Die langjährige Beschäftigung mit den von ihr fotografierten Personen ermöglicht es Vesselina Nikolaeva, eine Serie von bemerkenswerter Authentizität zu präsentieren, in der sie den Subjekten ihrer Kunst, in Würde gefeiert, selbst das Wort gibt. In den vergangenen drei Jahren hat sie eine vertrauensvolle Beziehung mit einer Roma-Gemeinschaft in den Außenbezirken von Sofia aufgebaut, ihr tägliches Leben und ihre Familienbünde beobachtet, ihre Häuser besucht und hat die Zerstörung ebendieser Häuser durch öffentliche Eingriffe erlebt. Die Serie The Garden (2015 - fortlaufend), die zwischen Dokumentation und Fiktion balanciert, zeigt liminale Räume der Existenz.

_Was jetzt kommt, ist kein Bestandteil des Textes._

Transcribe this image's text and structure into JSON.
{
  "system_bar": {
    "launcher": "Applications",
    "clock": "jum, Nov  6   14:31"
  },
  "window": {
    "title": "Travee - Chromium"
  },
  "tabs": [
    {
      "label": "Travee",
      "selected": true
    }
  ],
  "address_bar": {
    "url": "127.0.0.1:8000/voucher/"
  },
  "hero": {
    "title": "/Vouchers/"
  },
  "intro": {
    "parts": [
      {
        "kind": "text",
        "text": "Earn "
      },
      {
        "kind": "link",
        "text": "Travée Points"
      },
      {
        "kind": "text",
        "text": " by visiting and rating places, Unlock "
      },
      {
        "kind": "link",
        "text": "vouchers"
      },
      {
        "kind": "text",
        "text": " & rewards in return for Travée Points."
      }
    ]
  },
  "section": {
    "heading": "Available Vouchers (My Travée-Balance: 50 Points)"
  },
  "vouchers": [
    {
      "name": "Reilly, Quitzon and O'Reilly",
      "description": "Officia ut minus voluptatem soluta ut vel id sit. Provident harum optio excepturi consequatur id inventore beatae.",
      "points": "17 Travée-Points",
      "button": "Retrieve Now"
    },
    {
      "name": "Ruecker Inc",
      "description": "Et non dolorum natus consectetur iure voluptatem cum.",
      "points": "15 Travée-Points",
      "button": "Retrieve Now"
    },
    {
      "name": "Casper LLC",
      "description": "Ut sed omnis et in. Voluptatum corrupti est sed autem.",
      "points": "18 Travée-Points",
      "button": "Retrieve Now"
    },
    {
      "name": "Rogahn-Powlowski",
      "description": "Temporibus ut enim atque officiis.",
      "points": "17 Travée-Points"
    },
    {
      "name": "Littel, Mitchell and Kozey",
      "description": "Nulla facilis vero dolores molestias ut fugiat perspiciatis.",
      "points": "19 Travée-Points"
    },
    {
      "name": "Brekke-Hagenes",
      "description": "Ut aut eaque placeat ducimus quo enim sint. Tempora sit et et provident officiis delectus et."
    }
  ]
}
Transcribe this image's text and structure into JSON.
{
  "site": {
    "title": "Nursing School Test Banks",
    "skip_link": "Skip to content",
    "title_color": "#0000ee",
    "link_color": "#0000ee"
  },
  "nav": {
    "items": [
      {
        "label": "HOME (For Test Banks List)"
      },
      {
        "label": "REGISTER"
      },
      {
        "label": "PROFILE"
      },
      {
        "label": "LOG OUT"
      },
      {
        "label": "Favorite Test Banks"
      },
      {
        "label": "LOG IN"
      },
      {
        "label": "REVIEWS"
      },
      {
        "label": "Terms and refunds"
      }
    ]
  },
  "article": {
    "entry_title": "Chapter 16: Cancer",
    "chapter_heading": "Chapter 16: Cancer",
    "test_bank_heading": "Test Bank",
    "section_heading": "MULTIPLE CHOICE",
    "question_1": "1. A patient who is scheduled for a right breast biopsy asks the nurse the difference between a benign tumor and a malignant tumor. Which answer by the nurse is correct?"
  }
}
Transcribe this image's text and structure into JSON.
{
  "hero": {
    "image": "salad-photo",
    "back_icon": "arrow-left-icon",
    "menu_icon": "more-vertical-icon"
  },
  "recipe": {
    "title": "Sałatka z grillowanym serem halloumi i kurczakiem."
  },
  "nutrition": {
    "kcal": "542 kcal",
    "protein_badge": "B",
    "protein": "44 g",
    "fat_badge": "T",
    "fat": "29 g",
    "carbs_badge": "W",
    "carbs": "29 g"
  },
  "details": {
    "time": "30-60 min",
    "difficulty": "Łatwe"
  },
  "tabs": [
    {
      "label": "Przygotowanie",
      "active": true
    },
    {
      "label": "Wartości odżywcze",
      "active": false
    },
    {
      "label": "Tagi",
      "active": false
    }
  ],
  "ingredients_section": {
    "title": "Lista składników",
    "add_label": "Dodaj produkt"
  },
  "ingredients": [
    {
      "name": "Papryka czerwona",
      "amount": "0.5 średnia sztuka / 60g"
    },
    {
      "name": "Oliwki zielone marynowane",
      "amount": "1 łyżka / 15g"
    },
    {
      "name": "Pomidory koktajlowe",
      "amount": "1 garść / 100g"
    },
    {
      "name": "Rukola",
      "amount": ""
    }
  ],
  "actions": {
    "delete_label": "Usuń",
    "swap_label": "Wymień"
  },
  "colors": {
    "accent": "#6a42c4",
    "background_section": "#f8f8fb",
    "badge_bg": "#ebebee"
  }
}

Von Einblicken in die Landschaften und Stillleben der Inneneinrichtungen bis hin zu Porträts von mehreren Mitgliedern der Gemeinschaft, sind ihre Fotografien ein respektvoller Einblick in die Intimität der Siedlung. Andersartigkeit bedeutet, zum einen dem Blick des Anderen zu begegnen und zum anderen dem, was es über uns selbst erzählt.     


Die Verurteilung der Ausgrenzungs- und Ausbeutungspolitik ist der Kern der Arbeit und des Engagements von Petja Dimitrova. Sie engagiert sich für Minderheiten, NGOs und Kunstkollektive und verteidigt Bürgerrechte durch ihre Zeichnungen, Comics, Videos und Mixed-Media-Stücke, aber auch durch Workshops, Medienbeiträge oder Bildungsmaßnahmen. Ihre Arbeit spiegelt aktuelle Proteste und Unruhen in einer angespannten europäischen politischen Situation wider, in der das Erstarken von Rechtspopulismus und Rassismus mit neuen Ausschlussmechanismen einhergeht. Plakate aus Dimitrovas Serie Let's collect/ivize progressive actions (2015) und Germany resist it! (2015) beschließen die Ausstellung Änderst Du Mich, Ändere Ich Dich. Sie evozieren kollektive Aktionen, die inklusive und respektvolle Sozialmodelle schaffen wollen.